I recently finished reading "Noise", by Bart Kosko. At least, I think I finished it. The book didn't really end. It just sort of stopped.
Bart Kosko is an electrical engineering professor at USC. He has written books on topics like fuzzy logic (not to be confused with wooly thinking). This book is on noise, as opposed to signal, but taken in the broad (sometimes metaphorical) sense.
So, we learn about things like how "urban great tits" (sic) sing at higher minimum frequencies in urban areas, just to be heard over all the clatter of the city. Or that a humpback whale song can be 170 decibels loud in water, not quite as loud as a rocket engine, but louder than a jet engine or a 12 gauge shotgun (kind of blows their New Age image, for me). Or that the actress Hedy Lamarr was co-inventor (with a composer and writer named George Antheil) of frequency-hopping spread spectrum communication, despite neither she nor Antheil having any formal background or experience in related fields.
Some portions of the book are accessible to those without an engineering education/interest.
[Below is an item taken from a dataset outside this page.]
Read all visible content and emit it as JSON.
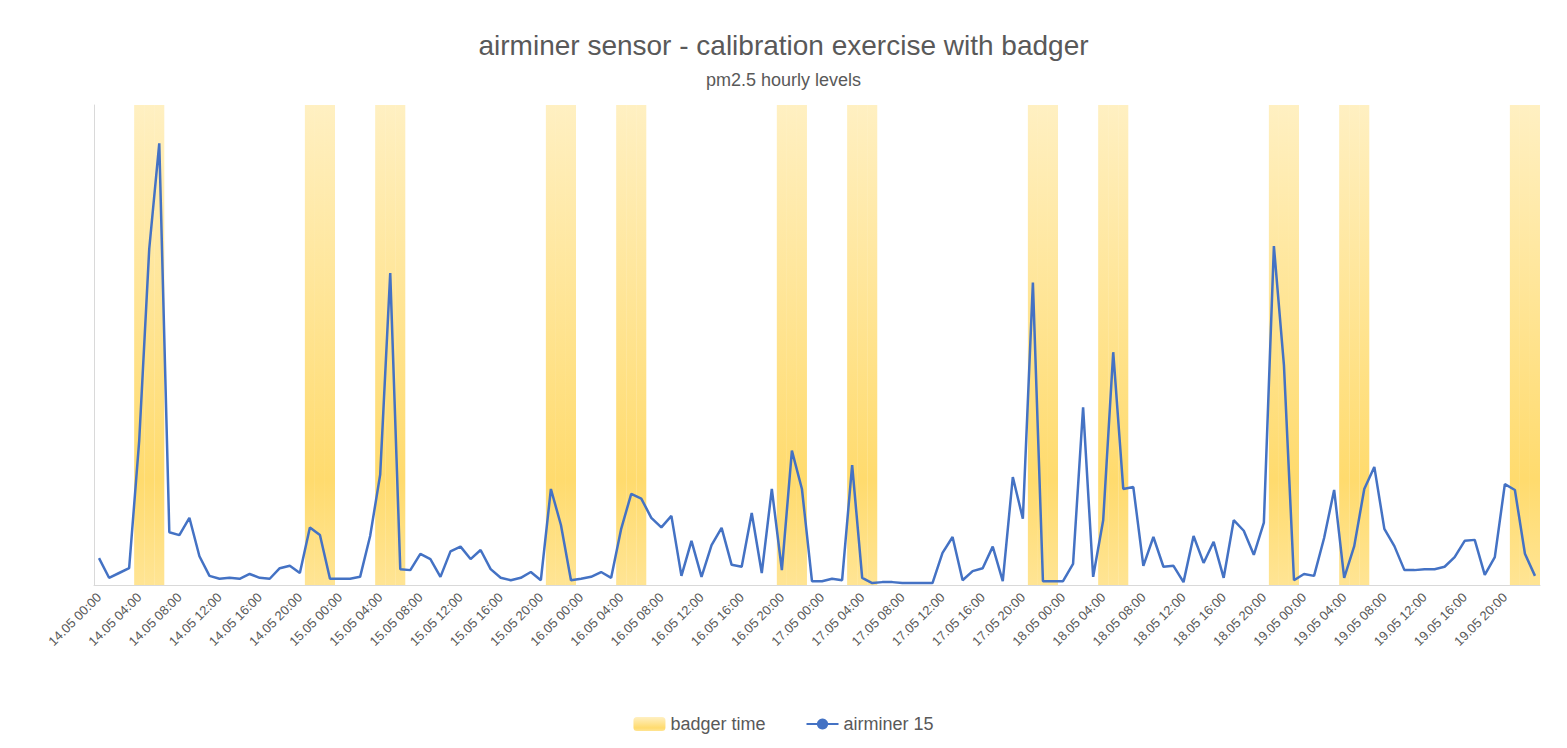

There are a few parts you may want to skim, if (for example) the idea that much of the "real world" noise that engineers assume is Gaussian, may really be Cauchian, is not one which seems to you worth spending some time to consider.
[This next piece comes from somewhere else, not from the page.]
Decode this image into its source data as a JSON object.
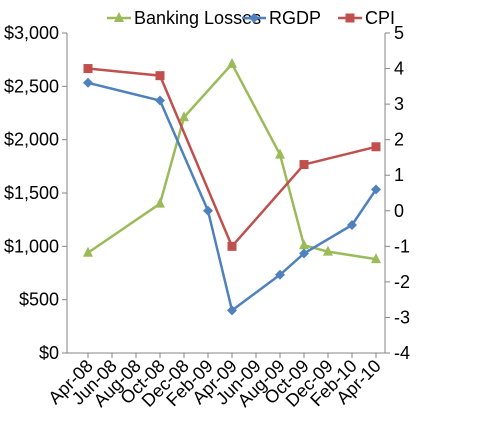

But, put another way, it's less abstract. Gaussian noise assumes that the random, background stuff is distributed like a bell, with a tiny bit of a flare. The widest part of the bell isn't all that wider than the middle part. That kind of noise is like wind noise on the beach at night.
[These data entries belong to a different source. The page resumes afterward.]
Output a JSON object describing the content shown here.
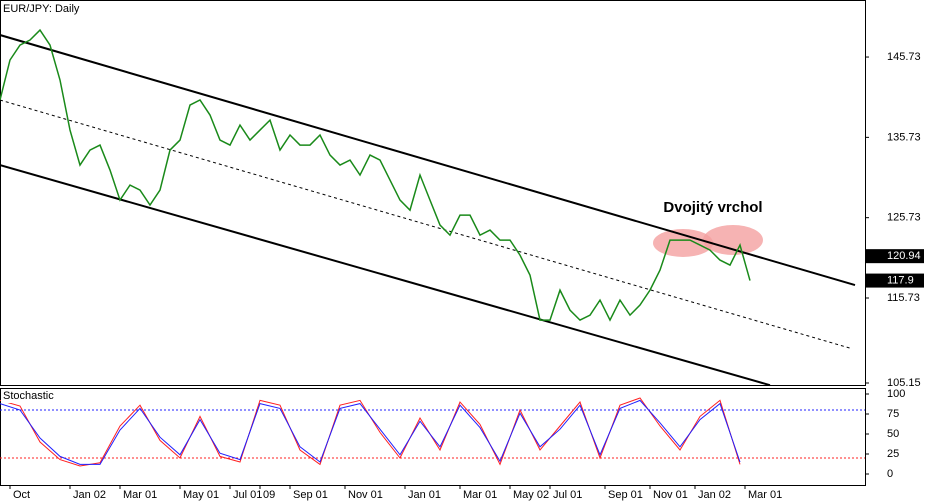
{
  "chart_data": [
    {
      "type": "line",
      "title": "EUR/JPY: Daily",
      "color": "#1a8a1a",
      "x": [
        0,
        2,
        4,
        6,
        8,
        10,
        12,
        14,
        16,
        18,
        20,
        22,
        24,
        26,
        28,
        30,
        32,
        34,
        36,
        38,
        40,
        42,
        44,
        46,
        48,
        50,
        52,
        54,
        56,
        58,
        60,
        62,
        64,
        66,
        68,
        70,
        72,
        74,
        76,
        78,
        80,
        82,
        84,
        86,
        88,
        90,
        92,
        94,
        96,
        98,
        100,
        102,
        104,
        106,
        108,
        110,
        112,
        114,
        116,
        118,
        120,
        122,
        124,
        126,
        128,
        130,
        132,
        134,
        136,
        138,
        140,
        142,
        144,
        146,
        148,
        150
      ],
      "values": [
        140.38,
        145.36,
        147.22,
        147.85,
        149.09,
        147.22,
        142.87,
        136.64,
        132.28,
        134.15,
        134.77,
        131.66,
        127.92,
        129.79,
        129.17,
        127.3,
        129.17,
        134.15,
        135.39,
        139.75,
        140.38,
        138.51,
        135.39,
        134.77,
        137.26,
        135.39,
        136.64,
        137.88,
        134.15,
        136.02,
        134.77,
        134.77,
        136.02,
        133.53,
        132.28,
        132.9,
        131.04,
        133.53,
        132.9,
        130.41,
        127.92,
        126.67,
        131.04,
        127.92,
        124.81,
        123.56,
        126.05,
        126.05,
        123.56,
        124.19,
        122.94,
        122.94,
        121.07,
        118.58,
        112.98,
        112.98,
        116.71,
        114.22,
        112.98,
        113.6,
        115.47,
        112.98,
        115.47,
        113.6,
        114.85,
        116.71,
        119.2,
        122.94,
        122.94,
        122.94,
        122.32,
        121.69,
        120.45,
        119.83,
        122.32,
        117.9
      ],
      "xlim": [
        0,
        173
      ],
      "xticks": [
        {
          "value": 2,
          "label": "Oct"
        },
        {
          "value": 14,
          "label": "Jan 02"
        },
        {
          "value": 24,
          "label": "Mar 01"
        },
        {
          "value": 36,
          "label": "May 01"
        },
        {
          "value": 46,
          "label": "Jul 01"
        },
        {
          "value": 52,
          "label": "09"
        },
        {
          "value": 58,
          "label": "Sep 01"
        },
        {
          "value": 69,
          "label": "Nov 01"
        },
        {
          "value": 81,
          "label": "Jan 01"
        },
        {
          "value": 92,
          "label": "Mar 01"
        },
        {
          "value": 102,
          "label": "May 02"
        },
        {
          "value": 110,
          "label": "Jul 01"
        },
        {
          "value": 121,
          "label": "Sep 01"
        },
        {
          "value": 130,
          "label": "Nov 01"
        },
        {
          "value": 139,
          "label": "Jan 02"
        },
        {
          "value": 149,
          "label": "Mar 01"
        }
      ],
      "ylim": [
        104.9,
        152.83
      ],
      "yticks": [
        145.73,
        135.73,
        125.73,
        115.73,
        105.15
      ],
      "price_labels": [
        120.94,
        117.9
      ],
      "trendlines": [
        {
          "x": [
            0,
            171
          ],
          "values": [
            148.47,
            117.34
          ],
          "style": "solid"
        },
        {
          "x": [
            0,
            170
          ],
          "values": [
            140.38,
            109.49
          ],
          "style": "dotted"
        },
        {
          "x": [
            0,
            154
          ],
          "values": [
            132.28,
            104.88
          ],
          "style": "solid"
        }
      ],
      "annotation": "Dvojitý vrchol"
    },
    {
      "type": "line",
      "title": "Stochastic",
      "x": [
        0,
        4,
        8,
        12,
        16,
        20,
        24,
        28,
        32,
        36,
        40,
        44,
        48,
        52,
        56,
        60,
        64,
        68,
        72,
        76,
        80,
        84,
        88,
        92,
        96,
        100,
        104,
        108,
        112,
        116,
        120,
        124,
        128,
        132,
        136,
        140,
        144,
        148
      ],
      "series": [
        {
          "color": "#ff2020",
          "values": [
            92,
            85,
            40,
            18,
            10,
            14,
            60,
            86,
            42,
            20,
            72,
            22,
            15,
            92,
            86,
            30,
            12,
            86,
            92,
            52,
            20,
            70,
            30,
            90,
            62,
            12,
            80,
            30,
            60,
            90,
            20,
            86,
            95,
            60,
            30,
            72,
            92,
            12
          ]
        },
        {
          "color": "#2020ff",
          "values": [
            88,
            80,
            45,
            22,
            12,
            12,
            55,
            82,
            46,
            24,
            68,
            26,
            18,
            88,
            82,
            34,
            15,
            82,
            88,
            56,
            24,
            66,
            34,
            86,
            58,
            16,
            76,
            34,
            56,
            86,
            24,
            82,
            92,
            64,
            34,
            68,
            88,
            15
          ]
        }
      ],
      "xlim": [
        0,
        173
      ],
      "ylim": [
        -13.75,
        107.5
      ],
      "yticks": [
        100,
        75,
        50,
        25,
        0
      ],
      "levels": [
        {
          "value": 80,
          "color": "#2020ff"
        },
        {
          "value": 20,
          "color": "#ff2020"
        }
      ]
    }
  ]
}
Cauchian noise assumes that random, background stuff has occasional weirdness, that's way different than the normal stuff. Sometimes this is called "popcorn noise", because (like popcorn popping) there are occasional random events that are way bigger than the norm. If IQ's were distributed this way (instead of with a Gaussian curve), we'd find an occasional person with an IQ of 500.
But, if we design everything with normal noise in mind, and what we get is popcorn noise instead, we could be in trouble. Which is where I thought Kosko was headed with this book. Instead, he takes a kind of aimless walk through a bunch of topics on noise, then stops. Not stops the aimlessness, just stops the book.
I was taken by surprise by its end in part because, after 160 pages of text, there's 90 pages of notes at the end, so the thickness of book left made me think we weren't close to done. Maybe it's a self-referential joke, to have such an unpredictable end? Maybe he ran out of steam, and it was time to close the thing and collect the paycheck? Maybe the topic of noise is inherently hard to organize into a coherent narrative?
No matter, I liked the book anyway. Consider it bad branding: this is actually a book of essays on the topic of noise, incorrectly labeled as chapters. Enjoy the one about the difference between pink noise and brown noise, or why white noise is impossible. Read about the student who, for one of Kosko's classes, designed a device to cancel the noise in his apartment when the nearby school let the kids out for recess (and fantasize about buying such a device). Then, whenever Kosko runs out of topics to tell you about, just stop.